21:54 imirkin_: yeah
21:54 imirkin_: just args
21:54 imirkin_: i forget where they go in the flow of things
21:54 imirkin_: but all that logic is EXTREMELY fragile
21:54 karolherbst: :)
21:54 karolherbst: I noticed
21:54 imirkin_: so you HAVE to do it in the *precise* order that tgsi does it in
21:54 karolherbst: yeah, I noticed
21:54 imirkin_: since then each generation of nvidia hw wants its TEX arguments in a different order
21:55 imirkin_: so there's all kinds of hacks around reordering them
21:55 imirkin_: and combining
21:55 imirkin_: etc
21:55 karolherbst: sounds... aweful
21:55 imirkin_: oh, right - actually the offsets might go on the side
21:55 imirkin_: hold on
21:55 karolherbst: maybe having something like tex->setTextureOffset would be the better solution here ;)
21:55 imirkin_: ok, right
21:55 karolherbst: well, they are going into the args at least, so much I know
21:55 imirkin_: so TexInstruction
21:55 imirkin_: has an offset[4][3]
21:55 imirkin_: which you should stick stuff into
21:55 karolherbst: yeah
21:56 karolherbst: I do that for "offsets" already
21:56 imirkin_: normally you only use offsets[0][i]

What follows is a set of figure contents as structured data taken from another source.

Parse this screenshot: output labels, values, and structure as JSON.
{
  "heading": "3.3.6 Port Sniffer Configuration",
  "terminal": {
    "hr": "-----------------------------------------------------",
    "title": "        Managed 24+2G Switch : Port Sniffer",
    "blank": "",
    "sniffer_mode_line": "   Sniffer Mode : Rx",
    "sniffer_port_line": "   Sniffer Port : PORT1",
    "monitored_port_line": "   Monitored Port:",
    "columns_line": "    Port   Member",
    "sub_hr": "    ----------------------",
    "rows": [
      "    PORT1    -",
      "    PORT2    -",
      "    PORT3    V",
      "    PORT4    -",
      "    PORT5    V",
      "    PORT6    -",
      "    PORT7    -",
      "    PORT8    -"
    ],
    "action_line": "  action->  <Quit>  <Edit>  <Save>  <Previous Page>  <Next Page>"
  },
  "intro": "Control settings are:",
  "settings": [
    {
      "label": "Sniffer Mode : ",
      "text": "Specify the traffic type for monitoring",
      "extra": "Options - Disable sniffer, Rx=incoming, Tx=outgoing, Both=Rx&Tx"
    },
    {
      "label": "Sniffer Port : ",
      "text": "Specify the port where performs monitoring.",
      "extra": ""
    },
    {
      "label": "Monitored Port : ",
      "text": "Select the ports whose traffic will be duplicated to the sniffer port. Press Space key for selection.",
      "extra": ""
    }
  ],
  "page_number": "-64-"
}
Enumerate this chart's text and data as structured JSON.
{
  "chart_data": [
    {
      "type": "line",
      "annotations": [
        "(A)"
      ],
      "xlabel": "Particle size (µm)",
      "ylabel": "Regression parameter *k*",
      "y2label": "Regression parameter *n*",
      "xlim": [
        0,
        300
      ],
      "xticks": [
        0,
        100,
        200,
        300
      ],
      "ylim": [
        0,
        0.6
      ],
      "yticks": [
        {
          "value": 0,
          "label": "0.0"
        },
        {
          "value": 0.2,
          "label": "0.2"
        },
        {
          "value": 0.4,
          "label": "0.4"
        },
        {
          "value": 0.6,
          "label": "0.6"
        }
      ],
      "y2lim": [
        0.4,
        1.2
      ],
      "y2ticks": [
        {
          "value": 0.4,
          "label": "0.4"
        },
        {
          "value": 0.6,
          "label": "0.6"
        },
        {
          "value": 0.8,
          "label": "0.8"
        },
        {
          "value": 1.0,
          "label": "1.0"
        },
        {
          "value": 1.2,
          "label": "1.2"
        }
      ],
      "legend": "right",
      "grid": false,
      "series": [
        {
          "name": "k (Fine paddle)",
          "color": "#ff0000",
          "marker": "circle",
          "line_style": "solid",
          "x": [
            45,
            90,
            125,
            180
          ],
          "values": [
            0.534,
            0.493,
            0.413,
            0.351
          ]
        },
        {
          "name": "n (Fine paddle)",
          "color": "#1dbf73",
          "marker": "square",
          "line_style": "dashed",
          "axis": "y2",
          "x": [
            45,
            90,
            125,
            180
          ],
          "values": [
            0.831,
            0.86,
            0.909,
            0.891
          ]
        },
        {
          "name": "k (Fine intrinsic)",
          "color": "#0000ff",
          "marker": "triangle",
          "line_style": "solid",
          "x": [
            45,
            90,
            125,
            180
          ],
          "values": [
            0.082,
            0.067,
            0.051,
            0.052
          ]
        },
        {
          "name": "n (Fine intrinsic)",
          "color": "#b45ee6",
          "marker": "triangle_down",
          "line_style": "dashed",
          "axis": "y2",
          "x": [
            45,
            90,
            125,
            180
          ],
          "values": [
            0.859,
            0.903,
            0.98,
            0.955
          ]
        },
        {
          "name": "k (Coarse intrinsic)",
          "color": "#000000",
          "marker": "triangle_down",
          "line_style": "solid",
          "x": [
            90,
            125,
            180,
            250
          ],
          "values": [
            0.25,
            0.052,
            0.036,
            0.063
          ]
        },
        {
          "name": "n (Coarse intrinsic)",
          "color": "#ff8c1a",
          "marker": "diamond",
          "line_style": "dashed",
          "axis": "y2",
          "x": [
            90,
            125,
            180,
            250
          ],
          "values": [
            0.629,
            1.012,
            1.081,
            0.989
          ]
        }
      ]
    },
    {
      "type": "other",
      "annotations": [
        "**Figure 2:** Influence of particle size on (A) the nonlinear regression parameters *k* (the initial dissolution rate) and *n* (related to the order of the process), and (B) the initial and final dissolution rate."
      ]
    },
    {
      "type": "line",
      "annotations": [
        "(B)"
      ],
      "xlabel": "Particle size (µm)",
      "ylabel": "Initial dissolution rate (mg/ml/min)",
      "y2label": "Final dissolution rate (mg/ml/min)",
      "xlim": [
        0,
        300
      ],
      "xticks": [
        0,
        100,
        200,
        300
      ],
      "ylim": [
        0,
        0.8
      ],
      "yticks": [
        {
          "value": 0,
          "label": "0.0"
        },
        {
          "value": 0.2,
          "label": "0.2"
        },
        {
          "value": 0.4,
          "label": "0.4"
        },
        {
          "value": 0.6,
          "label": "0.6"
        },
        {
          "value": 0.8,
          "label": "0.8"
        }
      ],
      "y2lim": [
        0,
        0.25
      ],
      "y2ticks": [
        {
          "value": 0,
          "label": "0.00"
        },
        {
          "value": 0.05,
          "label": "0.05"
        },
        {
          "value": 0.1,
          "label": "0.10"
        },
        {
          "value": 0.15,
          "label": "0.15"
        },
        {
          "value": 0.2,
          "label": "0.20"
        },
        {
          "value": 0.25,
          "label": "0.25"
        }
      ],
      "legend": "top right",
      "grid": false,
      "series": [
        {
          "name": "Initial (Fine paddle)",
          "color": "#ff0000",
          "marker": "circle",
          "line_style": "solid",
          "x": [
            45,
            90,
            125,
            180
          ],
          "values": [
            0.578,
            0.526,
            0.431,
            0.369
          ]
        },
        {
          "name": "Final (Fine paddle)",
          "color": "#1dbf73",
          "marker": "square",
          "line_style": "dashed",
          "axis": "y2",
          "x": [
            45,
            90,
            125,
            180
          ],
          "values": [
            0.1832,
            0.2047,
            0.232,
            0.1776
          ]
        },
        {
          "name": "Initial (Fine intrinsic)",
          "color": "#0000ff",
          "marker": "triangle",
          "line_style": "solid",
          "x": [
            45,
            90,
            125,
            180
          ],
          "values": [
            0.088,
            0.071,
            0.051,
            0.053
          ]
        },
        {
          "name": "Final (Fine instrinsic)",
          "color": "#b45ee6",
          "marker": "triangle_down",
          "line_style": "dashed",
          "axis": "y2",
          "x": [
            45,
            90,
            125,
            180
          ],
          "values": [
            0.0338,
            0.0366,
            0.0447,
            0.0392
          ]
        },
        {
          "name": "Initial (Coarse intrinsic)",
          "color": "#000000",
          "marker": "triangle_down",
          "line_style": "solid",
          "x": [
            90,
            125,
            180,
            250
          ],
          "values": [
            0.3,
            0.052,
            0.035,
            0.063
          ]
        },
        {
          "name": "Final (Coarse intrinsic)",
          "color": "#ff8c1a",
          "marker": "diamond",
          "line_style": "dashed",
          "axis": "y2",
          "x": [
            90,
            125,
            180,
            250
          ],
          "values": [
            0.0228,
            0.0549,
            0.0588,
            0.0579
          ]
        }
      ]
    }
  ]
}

21:56 imirkin_: i don't think nir supports the 4-argument textureGatherOffsets equivalent
21:56 imirkin_: so you don't have to worry about that
21:56 imirkin_: but there's a TG4 option to have 4 separate offsets for each texel gathered
21:57 imirkin_: (why, you ask? no clue.)
21:57 karolherbst: uhhh
21:57 imirkin_: and nir doesn't support it coz it doesn't have to
21:57 imirkin_: it just lowers it into 4 tg4's
21:57 imirkin_: and moves on with life
21:58 imirkin_: which is what intel and amd hw want anyways
21:58 imirkin_: (and adreno)
21:58 imirkin_: afaik nvidia is the only one that supports that in hw directly
22:03 karolherbst: okay
22:14 pmoreau: karolherbst: Just playing a bit with the loops again: increasing func->loopNestingBound when I generate a back edge does solve the register being reused for something else, but I am not getting the correct result, probably something else is wrong.
22:15 pmoreau: But I’ll need to keep a better track of the ongoing CFG.
22:17 pmoreau: BTW, can’t remember whether I pinged you or not about it already today, but there might be some movement for upstreaming the SPIR-V backend in clang/LLVM.
22:17 pmoreau: karolherbst: -^
22:19 karolherbst: I think your test is wrong
22:20 karolherbst: what result do you get, 50?
22:21 karolherbst: I think I got a different result on nvidia and some other opencl driver, not quite sure
22:27 pmoreau: I get 20 :-D
22:27 pmoreau: But yes, the expected result is wrong, I think it should be 55.
22:28 pmoreau: Clearly 20 can’t be right: without the if statement (so, only adding numbers from 0 to 10, I get 45 which is the correct result.
22:34 pmoreau: Ah, I think the remaining bug in the loop comes from my out-of-SSA pass.